HASAN SALTIK ANISINA CEYLAN ERTEM KONSERİ

Hasan Saltık’ın anısına gerçekleştirilen etkinlikler Şef Orhan Şallıel yönetimindeki ‘’Senfonik Festival Orkestrası’’ eşliğinde Ceylan Ertem konseriyle devam etti. Mimar Sinan Amfi Tiyatro’da kalabalık bir seyirci topluluğu karşısında konser veren Ceylan Ertem Hasan Saltık’ın müziğimize kazandırdığı eserleri seslendirdi.

‘’CEMİL ŞOV’’ VE ‘’SEN BEN LENİN’’ FİLMLERİNİN GALALARI GERÇEKLEŞTİ

Festivalin Ulusal Uzun Metraj Film Yarışma filmlerinden ‘’Cemil Şov’’ ve ‘’Sen Ben Lenin’’in galaları gerçekleşti.  

Barış Sarhan’ın ilk sinema filmi “Cemil Şov”  ve 43. Moskova Film Festivali’nde ilk kez seyirci karşısına çıkan, yönetmen Tufan Taştan’ın ilk uzun metraj filmi “Sen Ben Lenin” sinemaseverlerle buluştu.

Galaya ‘’Sen Ben Lenin’’ in yönetmeni Tufan Taştan, yapımcıları Ali Bayraktar ve Zeynep Ünal, oyuncuları Barış Falay, Saygın Soysal, Hasibe Eren, Özgür Çevik, Serdar Orçin ve Mustafa Kırantepe katıldı.

Film ekibi gösterim sonunda seyircilerin sorularını cevapladı. Oyuncular, senaryoyu okur okumaz ertesi gün kabul ettiklerini söyledi. Barış Falay ‘’İyi senaryo hepimizi ayağa kaldırıyor’’ derken Serdar Orçin ise ‘’İyi bir senaryo gelince, oyuncu için itici bir güç oluyor. Bana göre şampiyonlar ligi gibi bir kadro var bu filmde’’ dedi.

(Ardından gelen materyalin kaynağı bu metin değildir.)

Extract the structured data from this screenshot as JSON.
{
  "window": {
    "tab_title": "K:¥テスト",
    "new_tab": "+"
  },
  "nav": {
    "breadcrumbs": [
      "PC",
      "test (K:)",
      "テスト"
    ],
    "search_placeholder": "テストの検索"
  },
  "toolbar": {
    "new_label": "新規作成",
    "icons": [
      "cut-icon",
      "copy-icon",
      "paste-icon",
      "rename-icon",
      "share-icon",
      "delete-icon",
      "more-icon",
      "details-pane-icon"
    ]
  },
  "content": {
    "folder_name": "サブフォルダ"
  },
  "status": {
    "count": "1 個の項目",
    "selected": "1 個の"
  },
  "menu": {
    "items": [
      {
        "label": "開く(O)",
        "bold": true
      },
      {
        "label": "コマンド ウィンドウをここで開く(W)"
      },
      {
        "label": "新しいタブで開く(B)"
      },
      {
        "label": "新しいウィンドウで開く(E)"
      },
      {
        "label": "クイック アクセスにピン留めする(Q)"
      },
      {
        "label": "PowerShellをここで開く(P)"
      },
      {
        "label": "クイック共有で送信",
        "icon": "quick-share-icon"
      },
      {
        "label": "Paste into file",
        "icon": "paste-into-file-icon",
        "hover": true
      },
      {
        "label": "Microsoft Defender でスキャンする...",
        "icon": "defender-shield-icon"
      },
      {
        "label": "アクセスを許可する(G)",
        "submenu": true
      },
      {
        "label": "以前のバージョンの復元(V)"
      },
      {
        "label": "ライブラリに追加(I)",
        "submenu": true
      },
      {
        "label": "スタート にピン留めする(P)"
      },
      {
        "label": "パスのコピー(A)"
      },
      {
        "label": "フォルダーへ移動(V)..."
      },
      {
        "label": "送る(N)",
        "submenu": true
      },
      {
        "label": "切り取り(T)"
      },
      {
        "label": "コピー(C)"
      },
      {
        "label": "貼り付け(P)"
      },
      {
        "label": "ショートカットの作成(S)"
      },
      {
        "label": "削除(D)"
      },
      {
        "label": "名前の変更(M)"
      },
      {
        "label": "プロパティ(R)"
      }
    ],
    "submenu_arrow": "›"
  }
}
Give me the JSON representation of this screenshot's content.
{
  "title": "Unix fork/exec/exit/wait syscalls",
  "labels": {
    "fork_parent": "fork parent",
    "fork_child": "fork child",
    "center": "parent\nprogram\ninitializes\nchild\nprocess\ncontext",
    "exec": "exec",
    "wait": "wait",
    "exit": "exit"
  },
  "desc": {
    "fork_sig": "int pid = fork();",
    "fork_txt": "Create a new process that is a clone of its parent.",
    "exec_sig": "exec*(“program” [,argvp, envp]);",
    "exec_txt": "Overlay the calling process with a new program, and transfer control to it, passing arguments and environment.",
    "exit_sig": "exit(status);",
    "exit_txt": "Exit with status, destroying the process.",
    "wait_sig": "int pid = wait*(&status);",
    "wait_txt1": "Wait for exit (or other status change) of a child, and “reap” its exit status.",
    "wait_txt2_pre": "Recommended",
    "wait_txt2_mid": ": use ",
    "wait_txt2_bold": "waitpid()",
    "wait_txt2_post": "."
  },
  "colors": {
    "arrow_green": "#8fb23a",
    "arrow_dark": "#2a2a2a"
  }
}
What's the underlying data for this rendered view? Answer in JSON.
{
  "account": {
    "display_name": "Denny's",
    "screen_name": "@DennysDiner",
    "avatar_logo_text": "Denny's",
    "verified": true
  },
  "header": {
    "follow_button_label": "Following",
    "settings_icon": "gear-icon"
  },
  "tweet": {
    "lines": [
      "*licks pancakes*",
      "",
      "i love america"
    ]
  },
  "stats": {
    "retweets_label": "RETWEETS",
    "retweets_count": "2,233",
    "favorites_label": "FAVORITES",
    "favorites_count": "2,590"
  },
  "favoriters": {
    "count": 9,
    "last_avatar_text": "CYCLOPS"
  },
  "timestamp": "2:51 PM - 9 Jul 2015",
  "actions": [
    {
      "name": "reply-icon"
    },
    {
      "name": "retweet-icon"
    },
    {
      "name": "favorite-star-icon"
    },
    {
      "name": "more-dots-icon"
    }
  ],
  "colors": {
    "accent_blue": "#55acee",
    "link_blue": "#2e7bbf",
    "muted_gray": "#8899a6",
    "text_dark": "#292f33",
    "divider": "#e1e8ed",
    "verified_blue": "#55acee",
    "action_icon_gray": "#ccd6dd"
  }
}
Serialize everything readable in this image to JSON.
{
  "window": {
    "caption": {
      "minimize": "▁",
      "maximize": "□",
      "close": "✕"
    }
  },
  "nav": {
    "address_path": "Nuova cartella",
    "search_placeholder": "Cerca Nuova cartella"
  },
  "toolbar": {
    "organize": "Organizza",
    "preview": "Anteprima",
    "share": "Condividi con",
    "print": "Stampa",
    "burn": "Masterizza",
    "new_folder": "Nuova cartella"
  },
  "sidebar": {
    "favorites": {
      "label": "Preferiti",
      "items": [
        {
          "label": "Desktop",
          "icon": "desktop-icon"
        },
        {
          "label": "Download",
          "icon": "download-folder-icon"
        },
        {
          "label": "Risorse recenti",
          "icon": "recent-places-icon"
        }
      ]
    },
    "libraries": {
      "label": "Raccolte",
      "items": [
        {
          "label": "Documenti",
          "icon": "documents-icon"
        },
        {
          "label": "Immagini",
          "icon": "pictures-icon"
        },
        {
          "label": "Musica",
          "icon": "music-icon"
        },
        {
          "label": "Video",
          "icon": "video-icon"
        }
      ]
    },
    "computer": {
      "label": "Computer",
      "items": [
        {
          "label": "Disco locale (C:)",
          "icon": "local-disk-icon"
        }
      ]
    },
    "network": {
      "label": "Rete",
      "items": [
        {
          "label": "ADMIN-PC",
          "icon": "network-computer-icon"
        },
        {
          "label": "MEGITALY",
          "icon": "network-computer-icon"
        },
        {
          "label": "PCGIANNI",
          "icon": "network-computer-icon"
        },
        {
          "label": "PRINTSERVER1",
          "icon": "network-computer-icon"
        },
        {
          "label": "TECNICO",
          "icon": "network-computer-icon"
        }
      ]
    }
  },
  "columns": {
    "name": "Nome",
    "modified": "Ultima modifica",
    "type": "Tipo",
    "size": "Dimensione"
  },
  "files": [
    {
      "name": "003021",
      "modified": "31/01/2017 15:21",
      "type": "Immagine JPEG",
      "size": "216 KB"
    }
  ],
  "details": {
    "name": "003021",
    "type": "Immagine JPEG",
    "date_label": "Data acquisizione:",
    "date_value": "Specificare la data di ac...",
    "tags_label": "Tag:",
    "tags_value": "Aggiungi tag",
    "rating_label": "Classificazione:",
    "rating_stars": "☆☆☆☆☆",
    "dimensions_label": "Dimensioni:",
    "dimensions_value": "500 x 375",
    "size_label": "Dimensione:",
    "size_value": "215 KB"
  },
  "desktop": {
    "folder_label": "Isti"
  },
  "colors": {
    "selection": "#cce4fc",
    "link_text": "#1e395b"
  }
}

Altın Koza’da Yaşar Kemal anıldı..Zeydan Karalar: “Büyük usta hepimize ışık oldu.”

Altın Koza, Çukurova ve Toroslar ile özdeşleşmiş hemşerisi Yaşar Kemal’i bu yıl “ Yaşar Kemal ile Çukurova’da Dünden Yarına”  başlığı altında bir dizi etkinlikle anıyor.  Yaşar Kemal Vakfı ile birlikte tasarlanan etkinliklerin ilki “Sinemada Yaşar Kemal” oldu. Adana Büyükşehir Belediyesi Tiyatro Salonu’nda gerçekleştirilen söyleşi öncesinde Yaşar Kemal Vakfı Derneği Başkanı Ayşe Semiha Baban yaptığı açılış konuşmasına Yaşar Kemal’in sözleriyle başladı ve ‘’Bugün Yaşar Kemal’in Altın Koza’da anılıyor olması eminim kendisini de çok mutlu ederdi. Başta, Zeydan Karalar olmak üzere Altın Koza’da görev alan herkese teşekkür ederim’’ dedi.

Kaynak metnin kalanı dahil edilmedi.